Stara miłość nie rdzewieje. Recenzja filmu "Na mlecznej drodze" Emila Kusturicy
Jeden z najbardziej wyrazistych europejskich twórców powrócił na filmowe salony po blisko dziesięciu latach artystycznego milczenia. Obraz "Na mlecznej drodze" debiutował w Wenecji ponad rok temu, a 15 grudnia nareszcie wchodzi do polskich kin i pokazuje, że rozłąka Kusturicy z kinematografią była naprawdę trudna. To film zrobiony z entuzjazmem kilkuletniego dziecka, powoli poznającego otaczający go świat. Co z jednej strony stanowi dużą zaletę "Na mlecznej drodze", z drugiej jest jego główną wadą.
Wystarczy kilka początkowych kadrów, aby nabrać przekonania, że ma się do czynienia z filmem Kusturicy. Charakterystyczny, przerysowany świat przedstawiony, pełen niepasujących do siebie z pozoru elementów, absurdalne poczucie humoru, przechodzące zaraz w melancholijny ton, wreszcie organiczny związek z naturą. W takich barwach za swoich najlepszych czasów Serb zwykł kreślić demony przeszłości, czyli trudną, pełną konfliktów rzeczywistość byłej Jugosławii.
Obejrzyj fragment filmu "Na mlecznej drodze":
Tak jest i tym razem, a wojenna pożoga stanowi w "Na mlecznej drodze" tło dla wzruszającej historii miłości skazywanej na porażkę. Jest ona udziałem Kosty (w tej roli sam Kusturica), prostego mleczarza, który każdego dnia na swoim osiołku w poczuciu obowiązku przecina linię frontu oraz tajemniczej Panny Młodej (Monica Bellucci)
, przyobiecanej podstarzałemu lokalnemu bohaterowi wojennemu.
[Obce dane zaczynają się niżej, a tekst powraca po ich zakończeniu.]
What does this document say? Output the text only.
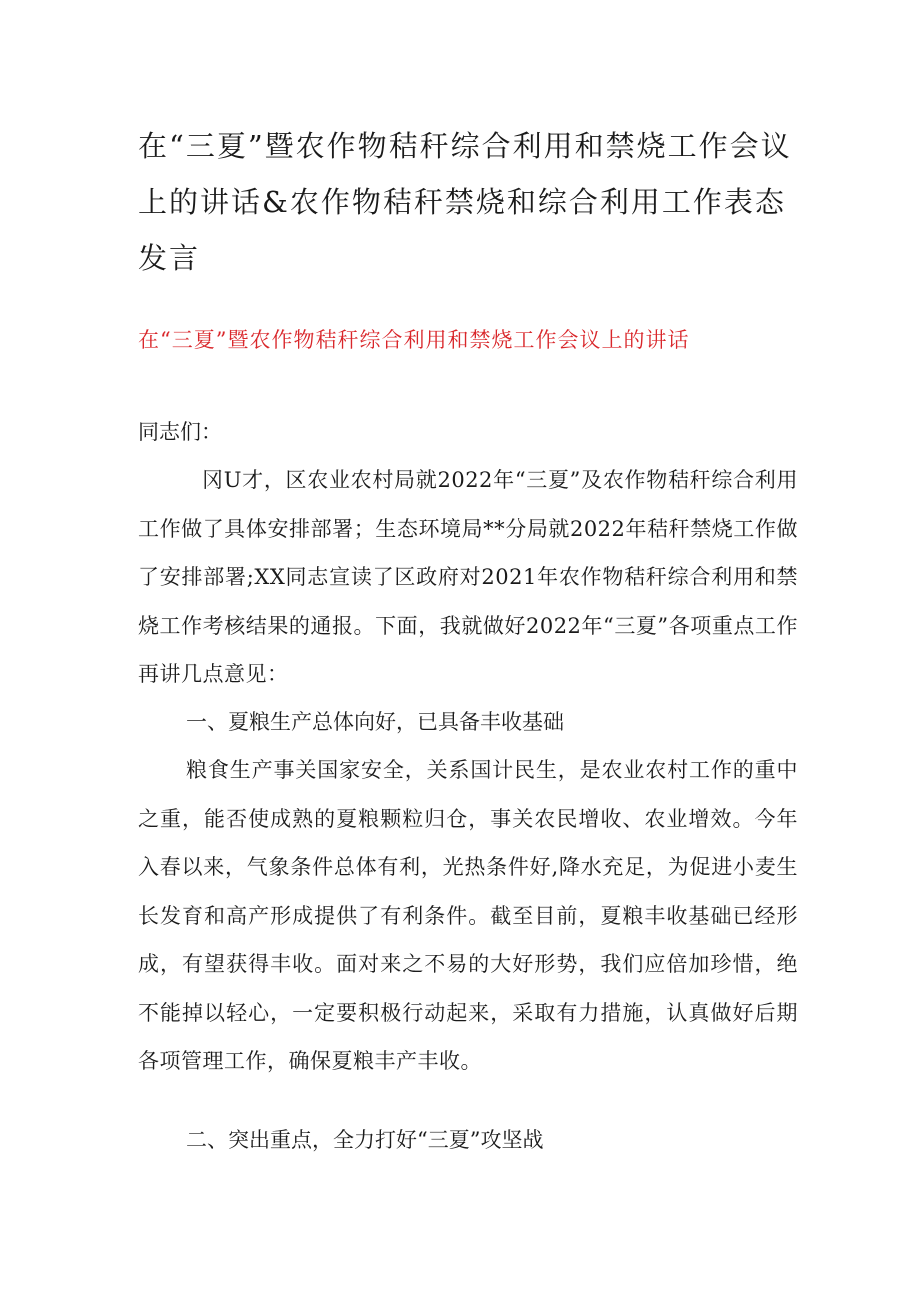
在“三夏”暨农作物秸秆综合利用和禁烧工作会议上的讲话&农作物秸秆禁烧和综合利用工作表态发言
在“三夏”暨农作物秸秆综合利用和禁烧工作会议上的讲话

同志们：

冈U才，区农业农村局就2022年“三夏”及农作物秸秆综合利用工作做了具体安排部署；生态环境局**分局就2022年秸秆禁烧工作做了安排部署;XX同志宣读了区政府对2021年农作物秸秆综合利用和禁烧工作考核结果的通报。下面，我就做好2022年“三夏”各项重点工作再讲几点意见：

一、夏粮生产总体向好，已具备丰收基础

粮食生产事关国家安全，关系国计民生，是农业农村工作的重中之重，能否使成熟的夏粮颗粒归仓，事关农民增收、农业增效。今年入春以来，气象条件总体有利，光热条件好,降水充足，为促进小麦生长发育和高产形成提供了有利条件。截至目前，夏粮丰收基础已经形成，有望获得丰收。面对来之不易的大好形势，我们应倍加珍惜，绝不能掉以轻心，一定要积极行动起来，采取有力措施，认真做好后期各项管理工作，确保夏粮丰产丰收。

二、突出重点，全力打好“三夏”攻坚战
Jak przystało na baśń, a film autora "Undergroundu" można właśnie tak postrzegać, serce przezwycięża rozum, a wszelkie przeciwności losu wydają się być niczym w porównaniu z wizją wspólnego szczęścia. Rozpoczyna się ucieczka pośród świszczących kul, wybuchających co rusz pocisków i rozległych pól minowych.
Można odnieść wrażenie, że to, co widać na ekranie, bardzo mocno rezonuje z metodą pracy Serba, przez co film jest nierówny. Najlepszy jest tu chyba początek i kreacja na poły absurdalnej rzeczywistości. Przypomina się wtedy stary, dobry Kusturica z "Undergroundu" czy "Czarnego kota, białego kota". I kiedy zadowoleni rozsiadamy się coraz wygodniej w fotelu kinowym, nie wiedzieć czemu reżyser nagle porzuca formalną dyscyplinę i zaczyna pogrążać się w chaosie. Zupełnie jakby puściły wszelkie hamulce, a Kusturica, chcąc nadrobić stracony czas, próbował zawrzeć w kolejnych scenach absolutnie wszystko, co tylko może. W efekcie jedno kuriozum goni następne. By nagle, zupełnie niespodziewanie, przejść do niezwykle subtelnego i poruszającego zakończenia, które nadaje głęboki, humanistyczny sens całości. I właśnie z tej perspektywy, myślę, że to jednak dobrze, iż ten krewki, nie uznający żadnych kompromisów Serb wrócił do robienia filmów.